Obervation of non-linear stationary spin waves in superfluid 3He-B

TL;DR

This paper reports the observation of non-linear stationary spin waves in superfluid 3He-B, revealing new spin dynamics and persistent signals linked to anharmonic potential wells, challenging existing damping theories.

Contribution

It provides the first experimental evidence of non-linear stationary spin waves in superfluid 3He-B and models their behavior with an anharmonic oscillator, expanding understanding of spin dynamics.

Findings

Asymmetric, hysteretic NMR line shapes at low temperatures

Frequency shifts indicating non-linear spin wave behavior

Persistence of signals suggesting undamped orbital motion

Abstract

Due to its broken spin and orbit rotation symmetries, superfluid $^3$He plays a unique role for testing rotational quantum properties on a macroscopic scale.

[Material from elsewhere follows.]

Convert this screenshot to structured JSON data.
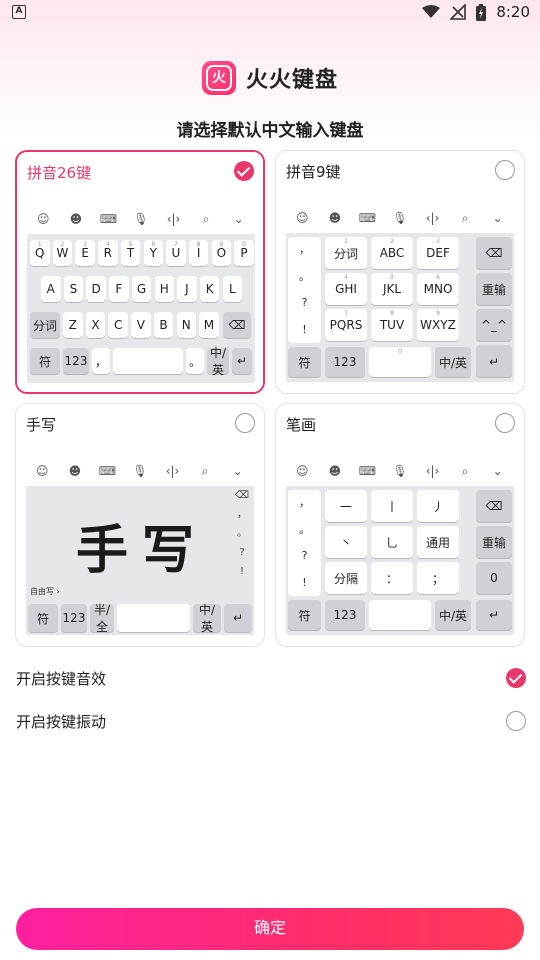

In this system the orbital momentum forms textures that provide an effective potential well for the creation of stationary spin waves. In the limit of the lowest temperatures presently attainable, we observe by NMR techniques a profound change in the spin dynamics. The NMR line shape becomes asymmetric, strongly hysteretic and displays substantial frequency shifts. This behavior, quantitatively described by an anharmonic oscillator model, indicates that the parameters of the potential well depend on the spin waves amplitude, and therefore that the orbital motion is not damped in this new regime, not considered by the standard Leggett-Takagi theory. This regime of non-linear stationary spin waves is shown to give rise to the pulsed NMR "Persistent Signals" reported recently.